Batasi Impor, Jokowi Diminta Tunda Proyek Pembangkit 35 Ribu MW
Reporter
Caesar Akbar
Editor
Rr. Ariyani Yakti Widyastuti
Rabu, 1 Agustus 2018 17:38 WIB
TEMPO.CO, Jakarta - Menindaklanjuti instruksi Presiden Joko Widodo atau Jokowi untuk mengendalikan imor, ekonom Institute For Development of Economics and Finance atau Indef, Bhima Yudhistira, menyarankan pemerintah mengerem proyek infrastruktur yang masih di tahap perencanaan atau proyek yang tidak sesuai target. Hal tersebut, kata dia, dimaksudkan untuk mengendalikan impor.
Baca: Jokowi Minta Menteri Evaluasi Proyek Infrastruktur
Bhima menyebutkan salah satu proyek yang perlu ditinjau ulang antara lain adalah proyek pembangkit listrik 35 ribu megawatt. Pasalnya, pada mulanya proyek itu didasarkan pada asumsi pertumbuhan ekonomi 7 persen. "Saat ini ekonomi cuma tumbuh 5 persen, maka proyek pembangkit wajib dirasionalisasi," kata Bhima kepada Tempo, Rabu, 1 Juli 2018.
Menunda pembangunan infrastruktur itu, ujar Bhima, ibarat sekali tepuk tiga nyamuk kena. Sebabnya, pertama, pelemahan rupiah disumbang oleh naiknya impor besi baja hingga 39 persen dari Januari-Mei 2018. "Nilainya enggak tanggung-tanggung, yaitu US$ 4,2 miliar."
Baca: Jokowi Kumpulkan Bupati Ingatkan Ancaman Ekonomi Global
Belum lagi, impor mesin peralatan listrik naik 28 persen dengan nilai US$ 8,9 miliar. Produk-produk tersebut, ujar Bhima, dipergunakan untuk proyek infrastruktur. Sehingga, menahan pembangunan infrastruktur, menurut dia, bisa menyelamatkan nasib rupiah.
Alasan berikutnya, Bhima berujar proyek infrastruktur didanai melalui utang dalam bentuk valuta asing. Sehingga, kewajiban cicilan dan pembayaran bunga utang tiap tahunnya menguras devisa. "Ini harus direm dalam kondisi ekonomi lemah."
Selanjutnya, berbicara soal infastruktur, kata Bhima, mesti melihat soal devisa tenaga kerja asing yang bekerja di proyek infrastruktur. "Mereka mendapatkan uang yang akan dikonversi ke mata uang negara asalnya, jadi ada capital flight dari devisa TKA," ujar Bhima.
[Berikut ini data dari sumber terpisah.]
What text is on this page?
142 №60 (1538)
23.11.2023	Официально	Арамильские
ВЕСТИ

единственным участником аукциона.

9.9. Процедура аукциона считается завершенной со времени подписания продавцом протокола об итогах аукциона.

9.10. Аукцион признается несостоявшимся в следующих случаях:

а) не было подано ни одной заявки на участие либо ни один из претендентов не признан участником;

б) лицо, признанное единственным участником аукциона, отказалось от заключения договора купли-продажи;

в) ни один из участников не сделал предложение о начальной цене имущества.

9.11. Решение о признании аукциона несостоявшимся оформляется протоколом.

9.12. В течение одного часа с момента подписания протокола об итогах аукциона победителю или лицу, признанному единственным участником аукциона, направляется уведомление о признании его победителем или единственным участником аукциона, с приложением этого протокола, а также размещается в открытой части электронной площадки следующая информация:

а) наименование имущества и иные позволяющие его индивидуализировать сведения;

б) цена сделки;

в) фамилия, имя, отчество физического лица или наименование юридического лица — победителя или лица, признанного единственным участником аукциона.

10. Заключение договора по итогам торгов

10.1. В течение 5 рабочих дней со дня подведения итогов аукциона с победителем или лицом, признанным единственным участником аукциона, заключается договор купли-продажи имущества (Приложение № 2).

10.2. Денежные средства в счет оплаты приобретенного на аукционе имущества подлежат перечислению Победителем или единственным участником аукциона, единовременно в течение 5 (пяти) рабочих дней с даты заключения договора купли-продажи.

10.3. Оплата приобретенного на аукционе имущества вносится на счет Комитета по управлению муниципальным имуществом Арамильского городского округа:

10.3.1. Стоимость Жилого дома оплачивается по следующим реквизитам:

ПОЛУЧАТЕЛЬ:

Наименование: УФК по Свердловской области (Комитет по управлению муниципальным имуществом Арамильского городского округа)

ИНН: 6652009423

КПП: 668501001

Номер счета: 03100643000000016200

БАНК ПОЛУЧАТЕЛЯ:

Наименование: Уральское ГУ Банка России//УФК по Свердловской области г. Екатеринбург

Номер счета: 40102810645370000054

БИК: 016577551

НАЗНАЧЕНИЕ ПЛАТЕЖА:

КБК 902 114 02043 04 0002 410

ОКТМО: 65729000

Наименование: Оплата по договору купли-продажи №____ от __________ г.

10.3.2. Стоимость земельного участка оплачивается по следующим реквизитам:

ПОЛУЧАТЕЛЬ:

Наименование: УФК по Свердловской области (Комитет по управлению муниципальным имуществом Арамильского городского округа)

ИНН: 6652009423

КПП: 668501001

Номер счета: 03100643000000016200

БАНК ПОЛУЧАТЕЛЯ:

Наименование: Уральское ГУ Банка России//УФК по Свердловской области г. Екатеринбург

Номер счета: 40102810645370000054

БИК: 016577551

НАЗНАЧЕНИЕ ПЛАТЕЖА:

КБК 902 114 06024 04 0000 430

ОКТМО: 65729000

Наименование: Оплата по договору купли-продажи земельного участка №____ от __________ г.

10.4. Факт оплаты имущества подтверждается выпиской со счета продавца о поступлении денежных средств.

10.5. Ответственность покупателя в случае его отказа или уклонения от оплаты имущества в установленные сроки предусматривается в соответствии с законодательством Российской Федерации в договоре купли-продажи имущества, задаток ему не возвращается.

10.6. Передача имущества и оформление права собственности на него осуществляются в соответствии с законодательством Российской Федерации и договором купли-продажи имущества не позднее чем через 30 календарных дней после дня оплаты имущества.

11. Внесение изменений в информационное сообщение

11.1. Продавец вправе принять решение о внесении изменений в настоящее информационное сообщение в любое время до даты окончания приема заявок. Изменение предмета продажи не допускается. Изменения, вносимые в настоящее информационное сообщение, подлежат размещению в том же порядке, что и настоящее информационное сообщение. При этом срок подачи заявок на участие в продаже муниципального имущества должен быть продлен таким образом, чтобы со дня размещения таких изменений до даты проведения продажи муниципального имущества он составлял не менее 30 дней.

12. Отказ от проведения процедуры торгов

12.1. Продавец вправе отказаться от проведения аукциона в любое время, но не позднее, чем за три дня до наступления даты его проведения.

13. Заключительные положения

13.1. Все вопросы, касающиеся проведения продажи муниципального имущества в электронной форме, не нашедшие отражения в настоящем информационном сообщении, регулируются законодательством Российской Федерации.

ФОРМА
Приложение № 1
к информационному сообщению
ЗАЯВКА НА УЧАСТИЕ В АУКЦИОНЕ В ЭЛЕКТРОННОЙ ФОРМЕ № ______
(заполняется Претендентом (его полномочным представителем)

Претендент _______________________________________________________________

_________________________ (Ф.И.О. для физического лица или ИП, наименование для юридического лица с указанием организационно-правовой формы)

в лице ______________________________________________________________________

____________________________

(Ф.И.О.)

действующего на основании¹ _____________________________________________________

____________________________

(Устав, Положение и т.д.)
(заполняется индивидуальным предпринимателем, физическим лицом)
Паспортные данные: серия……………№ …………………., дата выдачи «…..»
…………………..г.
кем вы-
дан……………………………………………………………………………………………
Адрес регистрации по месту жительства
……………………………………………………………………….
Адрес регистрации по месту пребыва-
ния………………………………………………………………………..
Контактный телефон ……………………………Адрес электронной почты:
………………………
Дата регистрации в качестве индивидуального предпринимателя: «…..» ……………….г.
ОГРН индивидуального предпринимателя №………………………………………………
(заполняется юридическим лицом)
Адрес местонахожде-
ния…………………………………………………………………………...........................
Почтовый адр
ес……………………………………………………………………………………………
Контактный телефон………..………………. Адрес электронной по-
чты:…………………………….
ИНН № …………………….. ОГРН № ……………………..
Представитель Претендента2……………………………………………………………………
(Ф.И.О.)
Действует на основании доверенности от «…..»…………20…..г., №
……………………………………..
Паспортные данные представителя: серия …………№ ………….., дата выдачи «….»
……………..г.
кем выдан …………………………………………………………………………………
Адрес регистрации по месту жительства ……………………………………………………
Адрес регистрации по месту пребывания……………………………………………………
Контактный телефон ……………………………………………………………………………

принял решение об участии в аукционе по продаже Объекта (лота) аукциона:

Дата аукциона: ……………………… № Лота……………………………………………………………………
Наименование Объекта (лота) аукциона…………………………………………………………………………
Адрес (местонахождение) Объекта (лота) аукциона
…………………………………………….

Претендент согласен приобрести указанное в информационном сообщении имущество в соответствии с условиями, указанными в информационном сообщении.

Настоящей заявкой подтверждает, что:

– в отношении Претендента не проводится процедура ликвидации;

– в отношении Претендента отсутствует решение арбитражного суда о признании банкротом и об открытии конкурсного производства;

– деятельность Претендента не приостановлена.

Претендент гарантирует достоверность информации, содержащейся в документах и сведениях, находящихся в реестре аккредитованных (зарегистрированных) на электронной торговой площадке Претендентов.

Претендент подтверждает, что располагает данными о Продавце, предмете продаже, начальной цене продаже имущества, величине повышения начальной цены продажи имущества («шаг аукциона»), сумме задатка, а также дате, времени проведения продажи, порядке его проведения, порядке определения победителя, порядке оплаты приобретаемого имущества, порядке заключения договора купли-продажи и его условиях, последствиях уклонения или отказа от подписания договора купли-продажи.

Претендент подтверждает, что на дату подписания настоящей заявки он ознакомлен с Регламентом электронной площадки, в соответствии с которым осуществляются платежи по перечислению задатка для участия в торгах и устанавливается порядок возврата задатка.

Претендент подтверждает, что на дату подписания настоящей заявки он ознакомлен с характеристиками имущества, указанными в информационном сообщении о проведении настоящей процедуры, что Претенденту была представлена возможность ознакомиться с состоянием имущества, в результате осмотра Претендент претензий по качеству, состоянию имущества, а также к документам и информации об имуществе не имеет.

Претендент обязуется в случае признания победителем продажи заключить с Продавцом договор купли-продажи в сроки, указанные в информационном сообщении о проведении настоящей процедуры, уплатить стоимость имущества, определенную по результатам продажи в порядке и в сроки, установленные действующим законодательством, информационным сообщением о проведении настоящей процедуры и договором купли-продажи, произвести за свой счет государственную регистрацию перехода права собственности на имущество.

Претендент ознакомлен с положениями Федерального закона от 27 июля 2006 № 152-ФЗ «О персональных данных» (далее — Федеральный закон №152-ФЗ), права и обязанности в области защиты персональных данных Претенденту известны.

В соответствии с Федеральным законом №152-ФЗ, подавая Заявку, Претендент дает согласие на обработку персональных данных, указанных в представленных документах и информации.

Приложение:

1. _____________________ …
Dengan menahan proyek infrastruktur, hal tersebut bisa dikurangi.
Kemarin, Presiden Jokowi kembali menggelar rapat lanjutan untuk membahas strategi meningkatkan cadangan devisa Indonesia. Untuk menggenjot cadangan devisa tersebut, salah satu yang akan dilakukan adalah menekan volume impor.
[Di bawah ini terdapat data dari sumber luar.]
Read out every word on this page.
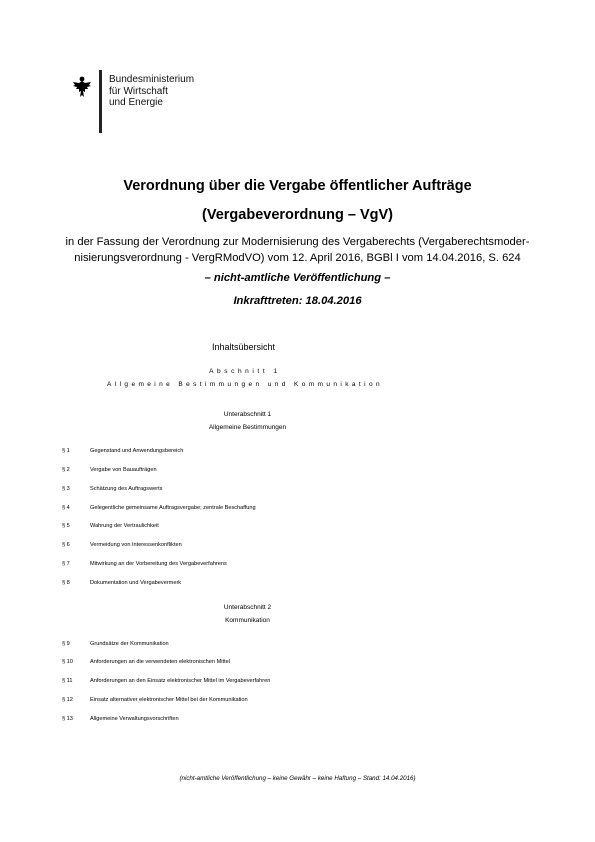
Bundesministerium
für Wirtschaft
und Energie
Verordnung über die Vergabe öffentlicher Aufträge
(Vergabeverordnung – VgV)
in der Fassung der Verordnung zur Modernisierung des Vergaberechts (Vergaberechtsmoder-
nisierungsverordnung - VergRModVO) vom 12. April 2016, BGBl I vom 14.04.2016, S. 624
– nicht-amtliche Veröffentlichung –
Inkrafttreten: 18.04.2016
Inhaltsübersicht
Abschnitt 1
Allgemeine Bestimmungen und Kommunikation
Unterabschnitt 1
Allgemeine Bestimmungen
§ 1	Gegenstand und Anwendungsbereich
§ 2	Vergabe von Bauaufträgen
§ 3	Schätzung des Auftragswerts
§ 4	Gelegentliche gemeinsame Auftragsvergabe; zentrale Beschaffung
§ 5	Wahrung der Vertraulichkeit
§ 6	Vermeidung von Interessenkonflikten
§ 7	Mitwirkung an der Vorbereitung des Vergabeverfahrens
§ 8	Dokumentation und Vergabevermerk
Unterabschnitt 2
Kommunikation
§ 9	Grundsätze der Kommunikation
§ 10	Anforderungen an die verwendeten elektronischen Mittel
§ 11	Anforderungen an den Einsatz elektronischer Mittel im Vergabeverfahren
§ 12	Einsatz alternativer elektronischer Mittel bei der Kommunikation
§ 13	Allgemeine Verwaltungsvorschriften
(nicht-amtliche Veröffentlichung – keine Gewähr – keine Haftung – Stand: 14.04.2016)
Jokowi ingin mengevaluasi detail impor barang supaya dapat segera diklasifikasikan mana impor yang strategis dan impor yang tidak strategis. "Kita stop dulu (impor) atau kurangi atau hentikan," katanya dalam rapat terbatas yang digelar di Istana Kepresidenan Bogor itu.
Hal itu dilakukan, menurut Jokowi, karena mempertimbangkan kebutuhan prioritas saat ini adalah mendatangkan dolar sebanyak-banyaknya ke Indonesia. Pasalnya, penguatan cadangan devisa dibutuhkan untuk meningkatkan daya tahan ekonomi Indonesia dalam menghadapi ketidakpastian ekonomi global.